A Message from Pastor Hale
Those who hate life and fight for the right to destroy it also see Baptism as a great evil. Baptism, as a divine gift, bestows Christian status on children. And everyone knows that a newborn is not significantly different from an unborn child. The distinction is simply location, and the mode of dependence on a mother. It is much like asking someone if he feels older on his birthday than he did the day before his birthday. Human distinctions, like age, net worth, physical ability, and born or unborn, do not get to the root of the value of life.
Life is something much more distinctive than our reckoning of it. It has intrinsic value, since God is the creator of life. All human life is made in His image. So instead of looking at the outward condition of life – what we look like and how much we can achieve on earth – we look to the origin of life. All life is divine, in a sense, since we have a divine maker who calls us to protect and preserve what He has created. The fifth commandment sums this up in these words: “You shall not murder.” As individuals, we do not have power over life. It is not ours to control, eliminate, or decide if it should exist. This angers and frustrates many, who see life not as a gift, but as a curse.
But the issue becomes imminently practical because children are not mental choices. Women do not choose to be pregnant or not pregnant. God decides to create life and connects His blessing of children to marriage. Neither do we get to pick how many children we are fruitful with, since husband and wife do not create, they are simply the vessels God uses to bring forth life – to do His work. “And God blessed them. And God said to them, ‘Be fruitful and multiply and fill the earth and subdue it, and have dominion over the fish of the sea and over the birds of the heavens and over every living thing that moves on the earth.’” God really was blessing us, and continues to bless with each and every baby, but since sin and death have entered the world, children, and the lack of children, both mean suffering and some pain to sinners. This world does not work as it should.
But Baptism, as a gift for all, including infants, marks life as having divine purpose. God recognizes the value of life, even if people don’t. And we all do not see life as being as good as God does, because we all are sinners. Worldly people usually only connect cost, trouble, and work with children – all negative things. Checking out at the store one time with a number of my children, a lady said to me: “How are you going to pay for their college?” That is a strange thing to say to a father with very young children. It makes it seem as if college is a divine sacrament giving life – at a heavy cost. But life is free, all it takes is a little water and the allpowerful Word of God. Baptism is to set the course for life living in Christ. It changes what appears to be only work and care and misery, into a divine privilege. Parents get to raise up children for God and lead them to Christ, where grace and love is found. The forgiveness and dignity bestowed in Baptism is life-changing. Because we are baptized we know that God has forgiven all unrighteousness, saved from death, and given an eternal inheritance. Baptism really does change everything.

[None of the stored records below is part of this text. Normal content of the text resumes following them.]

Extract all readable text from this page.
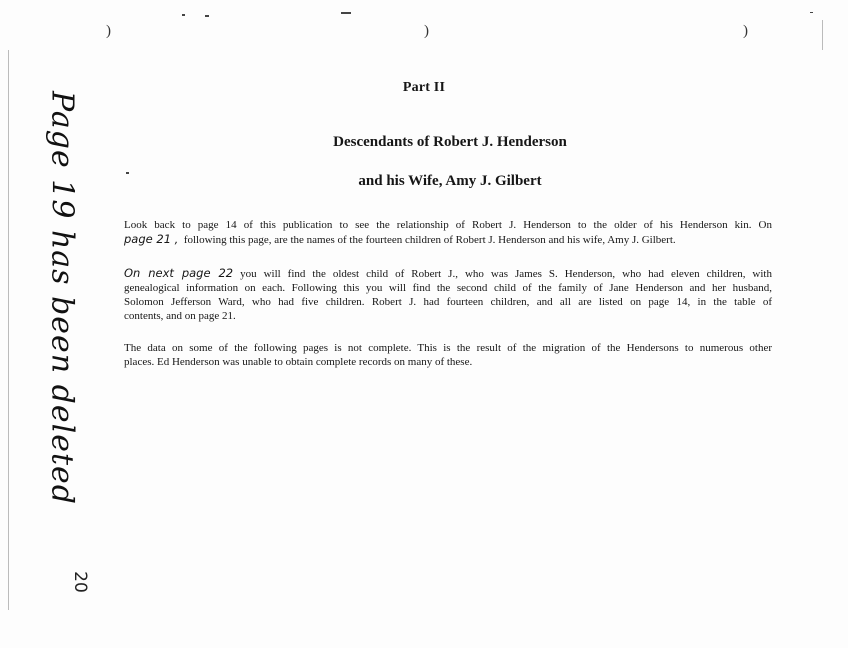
)	)	)
Part II
Descendants of Robert J. Henderson
and his Wife, Amy J. Gilbert
Look back to page 14 of this publication to see the relationship of Robert J. Henderson to the older of his Henderson kin. On
page 21 , following this page, are the names of the fourteen children of Robert J. Henderson and his wife, Amy J. Gilbert.
On next page 22 you will find the oldest child of Robert J., who was James S. Henderson, who had eleven children, with
genealogical information on each. Following this you will find the second child of the family of Jane Henderson and her husband,
Solomon Jefferson Ward, who had five children. Robert J. had fourteen children, and all are listed on page 14, in the table of
contents, and on page 21.
The data on some of the following pages is not complete. This is the result of the migration of the Hendersons to numerous other
places. Ed Henderson was unable to obtain complete records on many of these.
Page 19 has been deleted
20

True life in Christ is a gift. He is the redeemer of all life and He gave His life to win righteousness for us. This forgiveness changes how life is seen. Despite the work and effort needed to raise and care for children, life is always good. In spite of the sin and earthly problems we see, Christ’s righteousness is available for us. It is granted to the youngest among us – freely as a gift. It angers some Christians and many atheists that baptized children cannot choose to be baptized or reject baptism of their own will. But this is how God intended it – we didn’t choose our own earthly life and have no true power over it. Life in Christ, the second birth, is a gift of God. So also, eternal life and Christ’s righteousness are divine gifts that are not chosen or demanded, they are merely received. This is the life of faith, living by God’s promise. True living is living by Christ’s Word and promise. Those in Christ never die.
So Christians should have no guilt over bringing life into a cursed world. The curse of sin is undone in Christ, who became a curse for us. It is always good for husband and wife to be fruitful and multiply. We need not fear how we will manage or how they will fare – God speaks His promise in Baptism and gives what He declares: a new birth in Christ through the Spirit. The knowledge of a good God, through Christ’s death and resurrection, is needed to see life for what it really is.
No matter how weak, sick, or fragile life seems to be, Baptism bestows the righteousness of Christ and eternal life. We are to die with Christ, according to our Baptism, so we may be raised with Him at the last day. “Do you not know that all of us who have been baptized into Christ Jesus were baptized into his death? We were buried therefore with him by baptism into death, in order that, just as Christ was raised from the dead by the glory of the Father, we too might walk in newness of life” (Rom. 6:3-4). This newness and resurrection promise we cannot see with our eyes, but it pervades every aspect of life, especially for the most helpless and weak among us. Baptism undoes the curse we are under and shows life as what it truly is: a gift of God that is not to be separated from Him. Amen.
Now thank we all our God With hearts and hands and voices.
Who wondrous things has done, In whom His world rejoices;
Who from our mothers’ arms Has blest us on our way
With countless gifts of love And still is ours today.